Real estate investment management firm

LaSalle Investment Management (LaSalle) is a real estate investment management firm that operates as an independent subsidiary of JLL. The firm invests in real estate for institutional investors such as pension funds, endowments, and sovereign wealth funds. It is headquartered in Chicago, Illinois and has 24 locations across North America, Europe, and Asia.

==History==
LaSalle Investment Management was formed in 1999, when the U.S. real estate investment firm LaSalle Partners merged with U.K.-based Jones Lang Wootton to create Jones Lang LaSalle (JLL). It was set up to function as a subsidiary of JLL that advises large institutions.

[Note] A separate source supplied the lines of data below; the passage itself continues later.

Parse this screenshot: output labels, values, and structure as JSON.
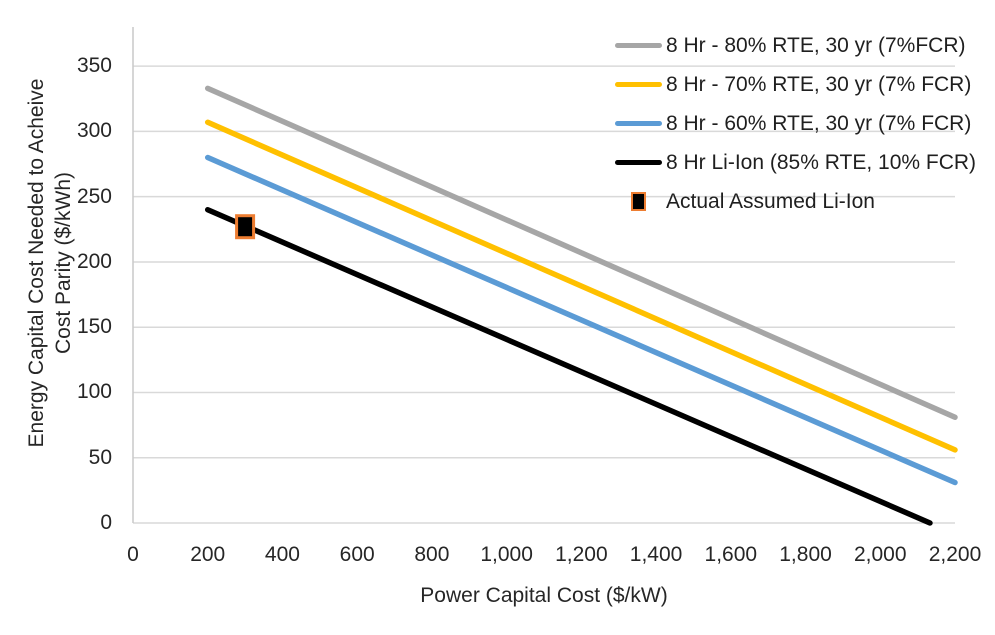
{
  "chart_data": {
    "type": "line",
    "title": "",
    "xlabel": "Power Capital Cost ($/kW)",
    "ylabel": "Energy Capital Cost Needed to Acheive Cost Parity ($/kWh)",
    "ylabel_lines": [
      "Energy Capital Cost Needed to Acheive",
      "Cost Parity ($/kWh)"
    ],
    "xlim": [
      0,
      2200
    ],
    "ylim": [
      0,
      380
    ],
    "grid": "horizontal-only",
    "legend_position": "top-right",
    "x_ticks": {
      "values": [
        0,
        200,
        400,
        600,
        800,
        1000,
        1200,
        1400,
        1600,
        1800,
        2000,
        2200
      ],
      "labels": [
        "0",
        "200",
        "400",
        "600",
        "800",
        "1,000",
        "1,200",
        "1,400",
        "1,600",
        "1,800",
        "2,000",
        "2,200"
      ]
    },
    "y_ticks": {
      "values": [
        0,
        50,
        100,
        150,
        200,
        250,
        300,
        350
      ],
      "labels": [
        "0",
        "50",
        "100",
        "150",
        "200",
        "250",
        "300",
        "350"
      ]
    },
    "series": [
      {
        "name": "8 Hr - 80% RTE, 30 yr (7%FCR)",
        "color": "#A6A6A6",
        "x": [
          200,
          2200
        ],
        "y": [
          333,
          81
        ]
      },
      {
        "name": "8 Hr - 70% RTE, 30 yr (7% FCR)",
        "color": "#FFC000",
        "x": [
          200,
          2200
        ],
        "y": [
          307,
          56
        ]
      },
      {
        "name": "8 Hr - 60% RTE, 30 yr (7% FCR)",
        "color": "#5B9BD5",
        "x": [
          200,
          2200
        ],
        "y": [
          280,
          31
        ]
      },
      {
        "name": "8 Hr Li-Ion (85% RTE, 10% FCR)",
        "color": "#000000",
        "x": [
          200,
          2133
        ],
        "y": [
          240,
          0
        ]
      }
    ],
    "point_series": [
      {
        "name": "Actual Assumed Li-Ion",
        "x": 300,
        "y": 227,
        "marker_fill": "#000000",
        "marker_border": "#ED7D31",
        "marker_shape": "square"
      }
    ],
    "colors": {
      "gridline": "#D9D9D9",
      "axis_line": "#C9C9C9",
      "tick_text": "#262626",
      "legend_text": "#1F1F1F",
      "marker_border": "#ED7D31"
    }
  }
}
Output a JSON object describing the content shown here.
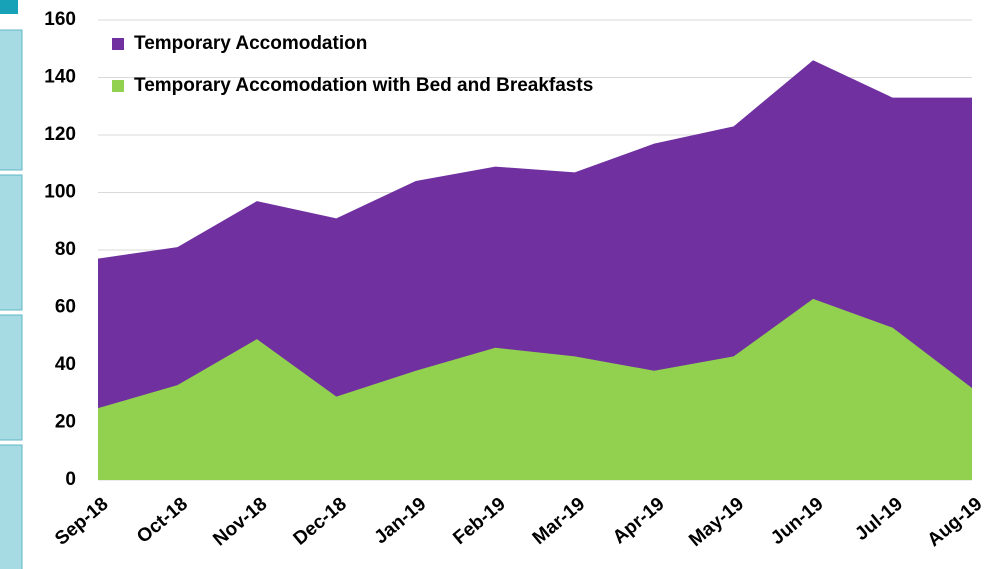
{
  "chart_data": {
    "type": "area",
    "categories": [
      "Sep-18",
      "Oct-18",
      "Nov-18",
      "Dec-18",
      "Jan-19",
      "Feb-19",
      "Mar-19",
      "Apr-19",
      "May-19",
      "Jun-19",
      "Jul-19",
      "Aug-19"
    ],
    "series": [
      {
        "name": "Temporary Accomodation",
        "color": "#7030a0",
        "values": [
          77,
          81,
          97,
          91,
          104,
          109,
          107,
          117,
          123,
          146,
          133,
          133
        ]
      },
      {
        "name": "Temporary Accomodation with Bed and Breakfasts",
        "color": "#92d050",
        "values": [
          25,
          33,
          49,
          29,
          38,
          46,
          43,
          38,
          43,
          63,
          53,
          32
        ]
      }
    ],
    "ylim": [
      0,
      160
    ],
    "yticks": [
      0,
      20,
      40,
      60,
      80,
      100,
      120,
      140,
      160
    ],
    "grid": true,
    "legend": "top-left"
  }
}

Since its inception, LaSalle has expanded from traditional commercial property development into specialized sectors including life sciences, data centers, self-storage, and student housing. The firm has also expanded its debt investment operations.

In 2018, LaSalle acquired Aviva Investors' real estate multi-manager business and subsequently launched LaSalle Global Partner Solutions. At this time, LaSalle was managing approximately $58 billion of assets globally. As of 2024, the firm manages about $88 billion in assets.